I accept the evidence of the Company to the effect that the supervisors who discovered the bottle found it to have been opened and to have been partially consumed. While the grievor is not charged with the consumption of alcohol while on duty, the overall circumstances surrounding her possession of the bottle of liquor, in clear violation of rule G, appear to be clearly less than innocent. On the whole, I am compelled to question the plausibility and credibility of the grievor’s overall explanation of her possession of a bottle of liquor found to be in a concealed location in the workplace.

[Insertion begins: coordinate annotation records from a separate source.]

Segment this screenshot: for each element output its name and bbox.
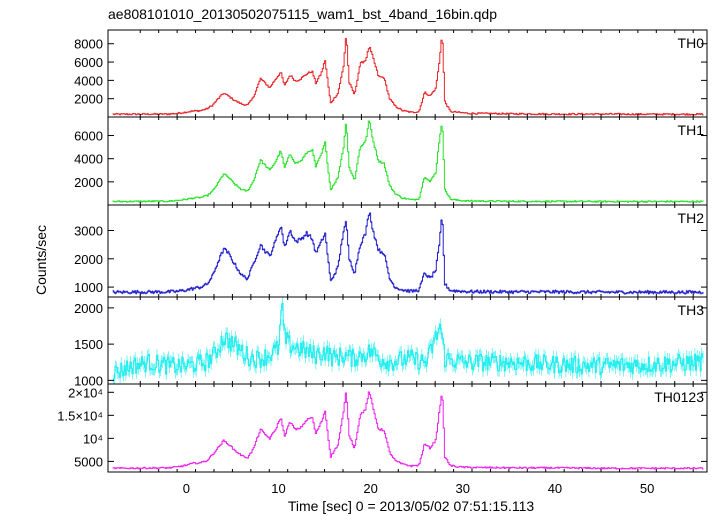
- panel-frame: [107, 204, 708, 298]
- panel-label-th3: TH3: [678, 302, 705, 318]
- y-tick-label: 2000: [74, 92, 103, 107]
- panel-label-th1: TH1: [678, 122, 705, 138]
- y-tick-label: 4000: [74, 152, 103, 167]
- series-errorbars-th0: [112, 37, 704, 116]
- y-axis-label: Counts/sec: [33, 225, 49, 295]
- panel-frame: [107, 29, 708, 118]
- y-tick-label: 8000: [74, 37, 103, 52]
- panels: 2000 4000 6000 8000 TH0 2000 4000 6000 TH1 1000 20…: [57, 29, 708, 473]
- panel-frame: [107, 296, 708, 385]
- panel-th0123: 5000 10⁴ 1.5×10⁴ 2×10⁴ TH0123: [57, 383, 708, 473]
- y-tick-label: 3000: [74, 223, 103, 238]
- series-errorbars-th2: [112, 212, 704, 295]
- panel-label-th0123: TH0123: [654, 389, 704, 405]
- y-tick-label: 1000: [74, 373, 103, 388]
- panel-label-th0: TH0: [678, 35, 705, 51]
- panel-th2: 1000 2000 3000 TH2: [74, 204, 708, 298]
- y-tick-label: 1000: [74, 280, 103, 295]
- series-errorbars-th3: [112, 297, 704, 384]
- y-tick-label: 2000: [74, 175, 103, 190]
- x-tick-label: 10: [271, 481, 285, 496]
- y-tick-label: 2×10⁴: [68, 385, 103, 400]
- series-line-th0123: [112, 391, 704, 470]
- series-errorbars-th0123: [112, 391, 704, 470]
- panel-th1: 2000 4000 6000 TH1: [74, 116, 708, 206]
- y-tick-label: 6000: [74, 55, 103, 70]
- x-tick-label: 50: [640, 481, 654, 496]
- x-tick-labels: 0 10 20 30 40 50: [183, 481, 655, 496]
- panel-frame: [107, 116, 708, 206]
- x-tick-label: 30: [456, 481, 470, 496]
- x-tick-label: 40: [548, 481, 562, 496]
- y-tick-label: 1500: [74, 337, 103, 352]
- chart-title: ae808101010_20130502075115_wam1_bst_4ban…: [108, 6, 497, 22]
- y-tick-label: 6000: [74, 129, 103, 144]
- y-tick-label: 2000: [74, 301, 103, 316]
- y-tick-label: 5000: [74, 454, 103, 469]
- x-tick-label: 20: [363, 481, 377, 496]
- series-line-th3: [112, 302, 704, 382]
- series-line-th2: [112, 212, 704, 295]
- panel-frame: [107, 383, 708, 473]
- x-axis-label: Time [sec] 0 = 2013/05/02 07:51:15.113: [288, 498, 535, 514]
- panel-label-th2: TH2: [678, 210, 705, 226]
- panel-th0: 2000 4000 6000 8000 TH0: [74, 29, 708, 118]
- series-line-th1: [112, 120, 704, 203]
- y-tick-label: 2000: [74, 252, 103, 267]
- y-tick-label: 1.5×10⁴: [57, 408, 103, 423]
- x-tick-label: 0: [183, 481, 190, 496]
- y-tick-label: 10⁴: [83, 431, 103, 446]
- y-tick-label: 4000: [74, 73, 103, 88]
- panel-th3: 1000 1500 2000 TH3: [74, 296, 708, 388]
- series-line-th0: [112, 38, 704, 116]
- series-errorbars-th1: [112, 120, 704, 203]
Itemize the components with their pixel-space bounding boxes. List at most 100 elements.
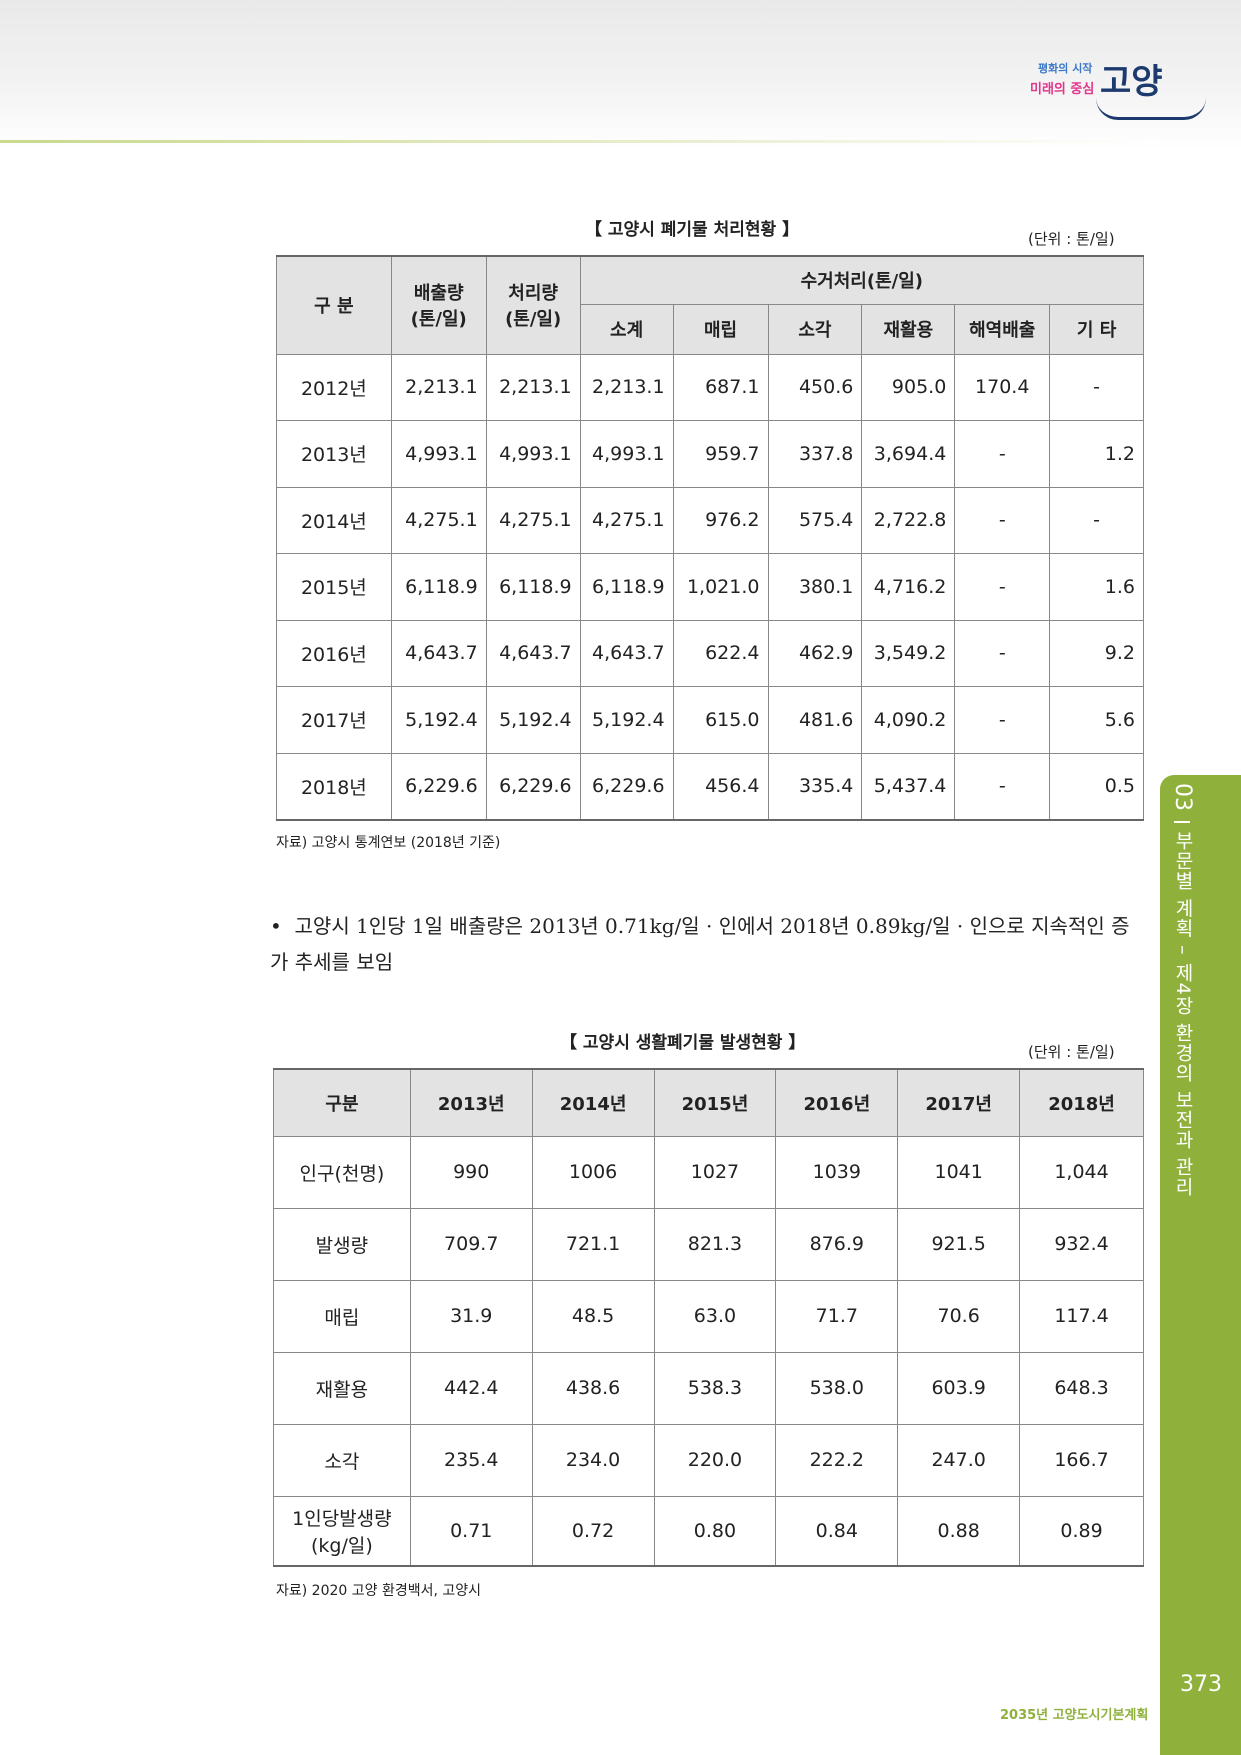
table-cell: - [954,420,1051,488]
household-waste-table: 구분 2013년 2014년 2015년 2016년 2017년 2018년 인구(천명) 99… [273,1068,1144,1567]
table-cell: 4,275.1 [485,486,581,554]
table-cell: 0.5 [1049,752,1144,820]
table2-source: 자료) 2020 고양 환경백서, 고양시 [276,1583,482,1599]
header-cell: 2015년 [653,1068,777,1137]
table-cell: 소각 [273,1423,411,1497]
goyang-logo: 평화의 시작 미래의 중심 고양 [1030,40,1206,120]
table-cell: 721.1 [531,1207,655,1281]
table-cell: 380.1 [767,553,863,621]
table1-source: 자료) 고양시 통계연보 (2018년 기준) [276,835,501,851]
table-cell: - [1049,486,1144,554]
table-cell: 709.7 [409,1207,533,1281]
table-row: 매립 31.9 48.5 63.0 71.7 70.6 117.4 [273,1279,1144,1353]
table-cell: 2016년 [276,619,392,687]
header-cell: 2016년 [775,1068,899,1137]
table-cell: 재활용 [273,1351,411,1425]
header-processed: 처리량 (톤/일) [485,255,581,355]
table-cell: 234.0 [531,1423,655,1497]
table-cell: - [954,619,1051,687]
header-rule [0,140,1160,143]
table-cell: 481.6 [767,686,863,754]
table-cell: 0.89 [1019,1495,1144,1567]
table-row: 발생량 709.7 721.1 821.3 876.9 921.5 932.4 [273,1207,1144,1281]
table-cell: 932.4 [1019,1207,1144,1281]
table-cell: 166.7 [1019,1423,1144,1497]
header-cell: 2014년 [531,1068,655,1137]
table-cell: 2012년 [276,353,392,421]
table1-unit: (단위 : 톤/일) [1028,230,1115,248]
table-cell: 876.9 [775,1207,899,1281]
table-cell: 매립 [273,1279,411,1353]
table-cell: 117.4 [1019,1279,1144,1353]
table-cell: 6,229.6 [485,752,581,820]
header-cell: 2018년 [1019,1068,1144,1137]
table-cell: 438.6 [531,1351,655,1425]
table-cell: 0.80 [653,1495,777,1567]
table-row: 2017년 5,192.4 5,192.4 5,192.4 615.0 481.6 4,09… [276,686,1144,754]
table2-caption: 【 고양시 생활폐기물 발생현황 】 [560,1033,806,1053]
table-cell: 2,213.1 [390,353,487,421]
table2-unit: (단위 : 톤/일) [1028,1043,1115,1061]
table-cell: 발생량 [273,1207,411,1281]
table-cell: 335.4 [767,752,863,820]
table-row: 2013년 4,993.1 4,993.1 4,993.1 959.7 337.8 3,69… [276,420,1144,488]
table-cell: 1041 [897,1135,1021,1209]
header-cell: 구분 [273,1068,411,1137]
table-cell: 5,192.4 [485,686,581,754]
table-cell: 2013년 [276,420,392,488]
table-cell: 9.2 [1049,619,1144,687]
table-row: 2012년 2,213.1 2,213.1 2,213.1 687.1 450.6 905.… [276,353,1144,421]
table-cell: 5,192.4 [579,686,674,754]
table-cell: 2015년 [276,553,392,621]
table-cell: 2,213.1 [485,353,581,421]
table-cell: 70.6 [897,1279,1021,1353]
table-cell: 1,021.0 [672,553,769,621]
table-cell: 921.5 [897,1207,1021,1281]
table-cell: 2017년 [276,686,392,754]
table-cell: 3,694.4 [861,420,956,488]
header-category: 구 분 [276,255,392,355]
table-cell: 4,993.1 [390,420,487,488]
table-row: 2015년 6,118.9 6,118.9 6,118.9 1,021.0 380.1 4,… [276,553,1144,621]
table-cell: 976.2 [672,486,769,554]
table-cell: 71.7 [775,1279,899,1353]
header-sub: 소각 [767,303,863,355]
table-cell: 2014년 [276,486,392,554]
header-emission: 배출량 (톤/일) [390,255,487,355]
table-row: 1인당발생량 (kg/일) 0.71 0.72 0.80 0.84 0.88 0.89 [273,1495,1144,1567]
header-collection: 수거처리(톤/일) [579,255,1145,305]
table-cell: 1006 [531,1135,655,1209]
table-cell: 1027 [653,1135,777,1209]
table-cell: 235.4 [409,1423,533,1497]
table-cell: 1.6 [1049,553,1144,621]
table-cell: 170.4 [954,353,1051,421]
header-sub: 소계 [579,303,674,355]
table-cell: 1,044 [1019,1135,1144,1209]
table-cell: 247.0 [897,1423,1021,1497]
table1-caption: 【 고양시 폐기물 처리현황 】 [585,220,800,240]
table-cell: 4,275.1 [579,486,674,554]
table-cell: 4,275.1 [390,486,487,554]
header-background [0,0,1241,150]
table-cell: 575.4 [767,486,863,554]
table-cell: 462.9 [767,619,863,687]
header-cell: 2013년 [409,1068,533,1137]
table-cell: 603.9 [897,1351,1021,1425]
table-cell: 648.3 [1019,1351,1144,1425]
footer-title: 2035년 고양도시기본계획 [1000,1708,1149,1723]
table-cell: 2,213.1 [579,353,674,421]
header-sub: 매립 [672,303,769,355]
table-cell: 821.3 [653,1207,777,1281]
table-row: 2016년 4,643.7 4,643.7 4,643.7 622.4 462.9 3,54… [276,619,1144,687]
table-cell: 31.9 [409,1279,533,1353]
table-cell: 220.0 [653,1423,777,1497]
table-cell: 3,549.2 [861,619,956,687]
table-cell: 2,722.8 [861,486,956,554]
table-cell: 인구(천명) [273,1135,411,1209]
table-cell: 48.5 [531,1279,655,1353]
table-cell: 0.72 [531,1495,655,1567]
table-cell: 1인당발생량 (kg/일) [273,1495,411,1567]
page-number: 373 [1180,1672,1222,1697]
table-cell: 6,118.9 [390,553,487,621]
table-cell: 222.2 [775,1423,899,1497]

There are relatively few, if any, mitigating factors in the instant case. While it is true that the grievor had no prior discipline, she is an employee of extremely short service, having only some seventeen months of employment at the time of the incident here under examination. As the Company’s alcohol and drug policy was reviewed at a meeting attended by the grievor on December 22, 2011, she cannot claim ignorance of the rules. The decisions of this Office have long recognized the importance of rule G in a safety sensitive workplace. The dismissal of employees in violation of rule G has been commonly upheld (see, e.g., CROA 1536 and 2603).
Upon a careful review of all of the facts, I am persuaded that the Company did have just cause for the termination of the grievor. For these reasons the grievance must be dismissed.